I have zero baking ability so I just mixed all the wet ingredients and then put in the dry ones and it worked. There is probably a more skillful way of going about it, but I am entirely too impatient to read directions.

Bake for 10 minutes at 350. Be sure to keep an eye on the kids during this time because if they are anything like mine, they will be eating mud and they will be doing it too close to the road. 

AND LET IT ALSO BE KNOWN THAT ON MARCH 31, 2014 I DID NOT BURN WHAT I PUT INTO THE OVEN.

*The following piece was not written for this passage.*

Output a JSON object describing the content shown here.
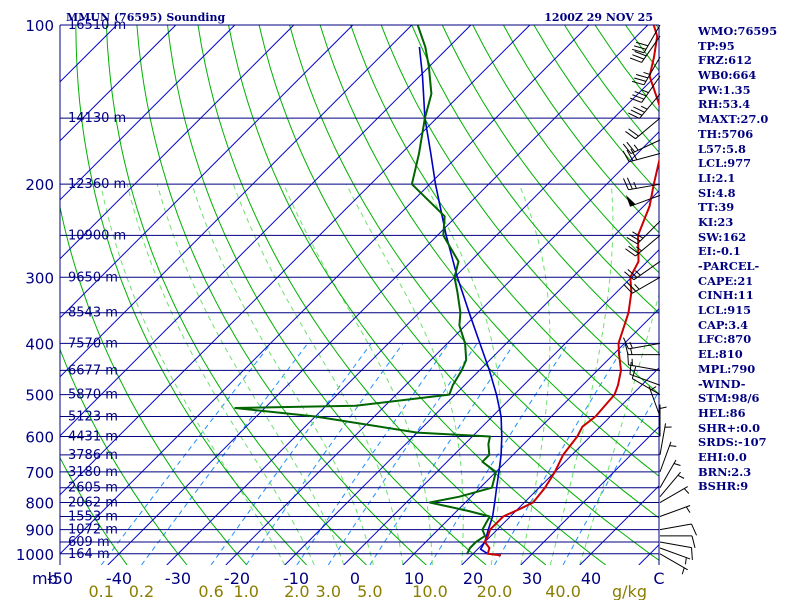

Taste Test: In all honesty, I really very much enjoy them but they are not nearly as sweet as a PopTart, which is a little bit of a dagger in my pregnant heart, but they got me through the afternoon in a big way. Honey butter makes them much better. I’ve had 4. 

 

For Jim or someone who wants something sweeter. Add some butter (1/4 cup??) and some sugar. Use normal flour.

 

If you hate them, you can be like me and blame everything on this pregnancy.

Happy Spring! I think for real this time!!!!